This Weeks Box 8/31/2013

Here is the list
spaghetti squash or butternut squash
young summer squash
romaine lettuce
valencia oranges
bell peppers
sweet corn
There is a rumor going around that images of Tocayo eating zucchini, peaches, tomatoes and anything else that grows in the garden are somehow staged or “fake”.  
Well, we cannot exactly speak to Tocayo directly, but I came across this video of a dream Tocayo had. I feel that the film speaks for itself. And I thank Tocayo for sharing it with us.
Tocayo Dreams Of Corn

The question for this week is: Are you going to spaghetti squash heaven, or butternut squash heaven?

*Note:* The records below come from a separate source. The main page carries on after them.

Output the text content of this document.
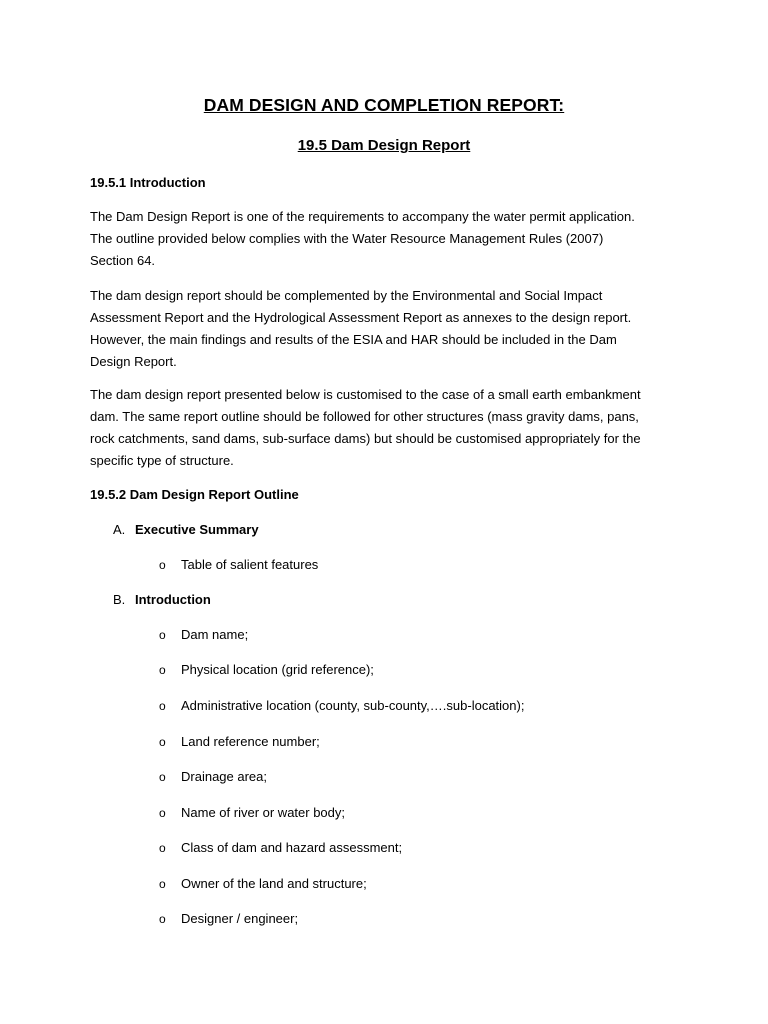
DAM DESIGN AND COMPLETION REPORT:
19.5 Dam Design Report
19.5.1 Introduction
The Dam Design Report is one of the requirements to accompany the water permit application.
The outline provided below complies with the Water Resource Management Rules (2007)
Section 64.
The dam design report should be complemented by the Environmental and Social Impact
Assessment Report and the Hydrological Assessment Report as annexes to the design report.
However, the main findings and results of the ESIA and HAR should be included in the Dam
Design Report.
The dam design report presented below is customised to the case of a small earth embankment
dam. The same report outline should be followed for other structures (mass gravity dams, pans,
rock catchments, sand dams, sub-surface dams) but should be customised appropriately for the
specific type of structure.
19.5.2 Dam Design Report Outline
A. Executive Summary
o Table of salient features
B. Introduction
o Dam name;
o Physical location (grid reference);
o Administrative location (county, sub-county,….sub-location);
o Land reference number;
o Drainage area;
o Name of river or water body;
o Class of dam and hazard assessment;
o Owner of the land and structure;
o Designer / engineer;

Here is a re-post of Jades Vegan Butternut Alfredo Recipe because it was so good.

1 cup soaked cashews
1cup veggie broth (veggie bouillon)
1/4 tsp salt
1 tsp thyme
1 tsp rosemary
homemade bread crumbs (bread and c olive bread)

soak cashews for 2 hours
Roast the butternut squash 45 minutes at 400 degrees
puree the cashews with veggie broth until smooth (in food processor or good blender)
add the butternut to the cashew puree and blend until smooth
add in the salt, rosemary and thyme
cook pasta till al dente
mix pasta and puree together
top with homemade bread crumbs*
cook uncovered in oven at 350 for 30minutes.
serve with sautéed greens for a delicious meal
*to make homemade bread crumbs, make small cubes out of your old bread toss into pan and coat with olive oil and cook on medium heat for 7mins.
Corn Worms Are A Reality In Organic Corn
If you are not prepared to possibly find a worm eating the tip of one of your sweet corn, give it away or compost it!
The worms, called corn earworms, are one of the biggest headaches for organic corn growers because it is extremely difficult to prevent them using sustainable practices. Corn earworms are the larval form of an adult moth, which lays a single egg in the green silk of a corn stalk. The eggs hatches and the worm feeds on the silk of the corn for about two weeks, eventually ending up in our market baskets.
Finding a corn earworm while shucking an ear of corn is a nasty surprise, but the corn itself is fine to eat. Just discard the worm and cut off the affected section of the ear before using it. 
I have some funny stories about peoples first interaction with these worms. Really funny. But for now, no that you have been warned and that it is nothing unusual. And we are very very sorry in advance if  this is troubling to you.

Fresh Corn Polenta Submitted By Stacey

Serves 1
2 ears corn
2 teaspoons butter
kosher salt
grated Parmigiano Reggiano
1. Clean the corn, removing all husks and threads. Working over a large bowl, grate the kernels off of the cob on the coarse side of a box grater. You will have a very wet coarse pulpy mixture.
2. Melt the butter in a small saucepan over medium heat. Add the grated corn and season with a good pinch of salt. Simmer over low heat, stirring to prevent browning, for about 3 minutes. The mixture is ready when it just begins to thicken and set.
3. Top with some grated Parmigiano Reggiano and/or a poached egg or some sautéed greens.

Corn Soup with Harissa Yogurt Submitted By Stacey

6 ears corn, husks removed
7 cups / 1.65 liters water
2 tablespoons olive oil
1 tablespoon unsalted butter
1 pound potatoes, cut into 1/4-inch dice
4 medium shallots, chopped
3 medium cloves garlic, chopped
2 teaspoons fine grain sea salt
freshly ground pepper
plain yogurt, harissa, and fresh dill, to serve Start by bringing the water to a boil in a large pot. While it is heating use a knife to cut the kernels from the cobs of corn, reserving them in a bowl. Take the cobs and place them in the water. Let them simmer there into a stock/broth while you’re prepping the rest of the ingredients, ideally 15-30 minutes. Remove the cobs from the broth when you’re ready to use it.
In the meantime, heat the olive oil and butter in a large skillet over medium-high heat. Add the potatoes, stir until they are well-coated, add a big pinch of salt, and saute until the potatoes are cooked through, about 5-7 minutes. When the potatoes are nearly cooked, add the shallots and garlic.
Add this mixture, along with the corn kernels and the salt, to the corn broth. Let simmer for 2-3 minutes. If you like your soup a bit chunky, remove about half of the soup while you puree the rest, then stir the reserved chunky portion back in – combining smooth/chunky in the end. Taste and adjust with more salt and pepper, to your liking.
Serve dolloped with a bit of plain yogurt, salted, then swirled with a spoonful of harissa paste. And a sprinkling of fresh, chopped dill.
Serves 4.
Prep time: 15 min – Cook time: 10 min

One thought on “This Weeks Box 8/31/2013

  1. My grandma grew up in MN and always said that when you found a worm in your corn it meant it was the sweetest corn because the worms are picky eaters and only eat the best!